Shares of most of the large health insurers declined more than the broader market Wednesday, while hospital stocks showed big gains. (there are other reasons too why hospital stocks rose).
http://online.wsj.com/article/SB100...4.html?mod=WSJ_hpp_MIDDLENexttoWhatsNewsThird
the other news the same day that the hospital CEOs protest the above, previously accepted 150 billion MEDICARE hospital payment cut to be phased in read on MSNBC, could not relocate webpage.
But it will come
..
And likely more healthcare cuts to come to keep the budget balanced, probably drastic in the form of bundled payment to hospitals only, they will not pay the physician separately, the hospital will give you what they think is fare
Governmental pilot studies showed this can save 2-22% on medicare cost. 86% of those saving were from the savings that the hospital administration negotiated with the physician paying them less
..
So simply the government will get out of the bad guy picture and will leave the protest by MDs against the hospital CEOs
.
There are no private practices, only few patients can afford to pay so you are stuck with your hospital
See your 2nd contract after the initial one...
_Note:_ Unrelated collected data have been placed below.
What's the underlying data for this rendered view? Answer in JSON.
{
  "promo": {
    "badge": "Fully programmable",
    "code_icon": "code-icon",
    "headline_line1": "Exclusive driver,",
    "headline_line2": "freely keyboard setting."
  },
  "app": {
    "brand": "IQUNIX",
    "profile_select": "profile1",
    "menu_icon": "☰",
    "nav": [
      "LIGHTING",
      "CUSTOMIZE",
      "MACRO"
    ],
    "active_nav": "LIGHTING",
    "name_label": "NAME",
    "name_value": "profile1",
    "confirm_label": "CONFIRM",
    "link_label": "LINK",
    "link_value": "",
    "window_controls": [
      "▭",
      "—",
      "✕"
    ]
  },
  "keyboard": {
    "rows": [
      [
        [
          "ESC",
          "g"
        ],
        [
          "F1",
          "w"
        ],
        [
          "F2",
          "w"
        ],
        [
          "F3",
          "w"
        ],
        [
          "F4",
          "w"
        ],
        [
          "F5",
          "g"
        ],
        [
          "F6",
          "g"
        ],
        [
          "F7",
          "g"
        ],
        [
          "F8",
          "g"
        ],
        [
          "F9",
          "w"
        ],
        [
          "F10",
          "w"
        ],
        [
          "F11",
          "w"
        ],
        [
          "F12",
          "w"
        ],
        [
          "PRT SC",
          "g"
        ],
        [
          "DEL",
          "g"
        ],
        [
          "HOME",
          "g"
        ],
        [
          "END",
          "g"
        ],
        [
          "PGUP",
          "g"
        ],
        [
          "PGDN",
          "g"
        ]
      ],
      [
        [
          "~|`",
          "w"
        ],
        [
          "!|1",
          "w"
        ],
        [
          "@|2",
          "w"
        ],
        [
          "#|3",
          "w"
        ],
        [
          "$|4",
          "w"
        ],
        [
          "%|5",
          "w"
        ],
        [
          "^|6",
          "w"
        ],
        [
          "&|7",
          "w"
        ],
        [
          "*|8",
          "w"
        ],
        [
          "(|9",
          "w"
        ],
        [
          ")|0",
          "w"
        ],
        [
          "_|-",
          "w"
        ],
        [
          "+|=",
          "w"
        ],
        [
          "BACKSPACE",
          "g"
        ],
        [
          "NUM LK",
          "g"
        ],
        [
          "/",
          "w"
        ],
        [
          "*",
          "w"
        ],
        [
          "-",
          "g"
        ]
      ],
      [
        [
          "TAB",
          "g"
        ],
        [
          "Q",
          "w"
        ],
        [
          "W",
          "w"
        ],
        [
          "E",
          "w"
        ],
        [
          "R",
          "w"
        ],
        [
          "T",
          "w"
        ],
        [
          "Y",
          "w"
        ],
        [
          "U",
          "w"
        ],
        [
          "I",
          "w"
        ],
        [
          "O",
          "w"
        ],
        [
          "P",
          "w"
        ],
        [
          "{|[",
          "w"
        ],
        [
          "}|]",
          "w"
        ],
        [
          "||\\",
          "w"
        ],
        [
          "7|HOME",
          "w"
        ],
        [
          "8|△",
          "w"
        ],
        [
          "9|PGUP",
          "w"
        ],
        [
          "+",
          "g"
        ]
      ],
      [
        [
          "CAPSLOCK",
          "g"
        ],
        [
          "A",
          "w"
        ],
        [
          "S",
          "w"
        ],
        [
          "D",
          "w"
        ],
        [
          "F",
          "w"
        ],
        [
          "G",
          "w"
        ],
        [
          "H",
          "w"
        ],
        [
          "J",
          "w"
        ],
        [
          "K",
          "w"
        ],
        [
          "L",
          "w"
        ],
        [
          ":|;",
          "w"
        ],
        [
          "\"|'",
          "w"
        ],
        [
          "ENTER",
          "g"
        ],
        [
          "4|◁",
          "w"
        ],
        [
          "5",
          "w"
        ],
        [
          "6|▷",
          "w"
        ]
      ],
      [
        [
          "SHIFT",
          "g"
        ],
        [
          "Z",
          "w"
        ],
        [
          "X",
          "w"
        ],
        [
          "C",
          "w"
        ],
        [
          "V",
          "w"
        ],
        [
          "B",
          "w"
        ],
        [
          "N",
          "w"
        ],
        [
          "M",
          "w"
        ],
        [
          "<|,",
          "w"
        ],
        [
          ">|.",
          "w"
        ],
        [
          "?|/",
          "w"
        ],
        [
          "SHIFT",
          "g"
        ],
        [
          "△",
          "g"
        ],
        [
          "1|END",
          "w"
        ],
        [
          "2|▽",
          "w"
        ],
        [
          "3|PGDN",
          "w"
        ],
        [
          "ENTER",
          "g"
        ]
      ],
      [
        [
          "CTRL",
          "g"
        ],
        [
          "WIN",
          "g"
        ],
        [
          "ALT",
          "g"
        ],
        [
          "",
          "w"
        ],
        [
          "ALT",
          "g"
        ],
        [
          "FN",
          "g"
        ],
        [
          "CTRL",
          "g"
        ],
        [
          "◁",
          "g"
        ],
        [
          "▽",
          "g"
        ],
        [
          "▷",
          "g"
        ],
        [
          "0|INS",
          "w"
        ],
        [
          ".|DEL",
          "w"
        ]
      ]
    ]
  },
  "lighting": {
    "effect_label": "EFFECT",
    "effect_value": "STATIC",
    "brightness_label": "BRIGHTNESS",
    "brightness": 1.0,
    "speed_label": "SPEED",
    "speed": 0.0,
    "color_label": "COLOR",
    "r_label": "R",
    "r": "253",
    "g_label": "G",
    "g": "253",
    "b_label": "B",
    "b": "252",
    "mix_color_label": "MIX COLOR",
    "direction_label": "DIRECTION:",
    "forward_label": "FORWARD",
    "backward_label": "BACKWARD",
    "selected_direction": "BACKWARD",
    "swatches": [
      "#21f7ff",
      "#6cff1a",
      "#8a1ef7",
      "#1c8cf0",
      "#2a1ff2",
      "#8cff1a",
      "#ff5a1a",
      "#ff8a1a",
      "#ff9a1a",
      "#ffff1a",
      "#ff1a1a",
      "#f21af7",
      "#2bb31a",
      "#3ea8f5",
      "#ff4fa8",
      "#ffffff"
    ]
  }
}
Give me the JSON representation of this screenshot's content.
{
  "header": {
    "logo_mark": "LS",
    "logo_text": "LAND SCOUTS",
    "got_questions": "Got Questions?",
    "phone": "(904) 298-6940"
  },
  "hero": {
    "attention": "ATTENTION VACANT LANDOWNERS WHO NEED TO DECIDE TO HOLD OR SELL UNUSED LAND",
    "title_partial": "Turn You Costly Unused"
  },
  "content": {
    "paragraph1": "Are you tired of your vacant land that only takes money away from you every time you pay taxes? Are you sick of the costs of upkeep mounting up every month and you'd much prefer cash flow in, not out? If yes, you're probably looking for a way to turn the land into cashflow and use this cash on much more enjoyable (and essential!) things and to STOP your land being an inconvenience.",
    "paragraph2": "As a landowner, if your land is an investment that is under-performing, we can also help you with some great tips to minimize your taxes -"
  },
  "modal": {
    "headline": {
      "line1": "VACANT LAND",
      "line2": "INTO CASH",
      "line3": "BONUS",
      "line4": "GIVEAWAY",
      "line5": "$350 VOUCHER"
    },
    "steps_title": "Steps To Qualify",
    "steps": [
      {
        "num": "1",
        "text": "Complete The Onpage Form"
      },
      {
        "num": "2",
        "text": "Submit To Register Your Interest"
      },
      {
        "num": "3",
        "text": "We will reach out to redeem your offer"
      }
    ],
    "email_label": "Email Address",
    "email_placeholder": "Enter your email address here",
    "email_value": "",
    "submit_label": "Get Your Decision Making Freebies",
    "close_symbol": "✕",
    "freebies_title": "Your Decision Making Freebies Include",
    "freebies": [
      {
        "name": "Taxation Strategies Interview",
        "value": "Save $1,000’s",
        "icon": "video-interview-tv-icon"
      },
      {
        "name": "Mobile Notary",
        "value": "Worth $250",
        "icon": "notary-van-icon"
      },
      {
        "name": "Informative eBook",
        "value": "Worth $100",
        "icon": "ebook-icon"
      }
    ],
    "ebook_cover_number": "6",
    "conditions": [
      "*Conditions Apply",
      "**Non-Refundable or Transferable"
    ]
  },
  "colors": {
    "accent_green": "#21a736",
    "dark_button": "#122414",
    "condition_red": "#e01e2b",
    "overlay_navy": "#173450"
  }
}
Is there any significant component in the healthcare reform/cost reductions so far that does not include reduced reimbursement for physician services???
The economist and politicians know that we physicians are professionally enslaved trained for 25-30yrs it is very difficult to change a profession
Nurses technicians, MA not...
If there is an oversupply of MDs the above concept should work
I came from a country where physician who can be independent from the hospital and do fee for device - ophtalmologists, dermatologists, plastic surgeons, dentists - are doing well. The MDs who are employed by the hospital are miserable.
What a patient/person "wants" will pay for it BOTOX, breast augmentation etc.
When the same patient is dying doctor it is your duty to save my life when the bill comes they forget
.
There was a referendum/plebiscite held in my home country where healthcare is socialized Should the citizens pay 1$ copayment (not kidding) for a doctors visit or NO? The governmental payment was so low that even this 1$ copayment would have made a diffenence for MDs. More than 90% of the people voted NO.
People will vote in favor for if they can get something for free probably throughout the world.
I hope the US is not on a similar path
.
It looks like we might not be able to change what is happening in healthcare and politics but we can change ourself.
One senior nurse in the ICU told me when I started my carrier and she saw me rounding day and night I felt a bit strange but realized she tried to help to open my eyes:
Every patients death is hard, but to see a physician dying particularly: doctors realize that time that they had NO life, just worked and studied all their life and that life is about to come to an end.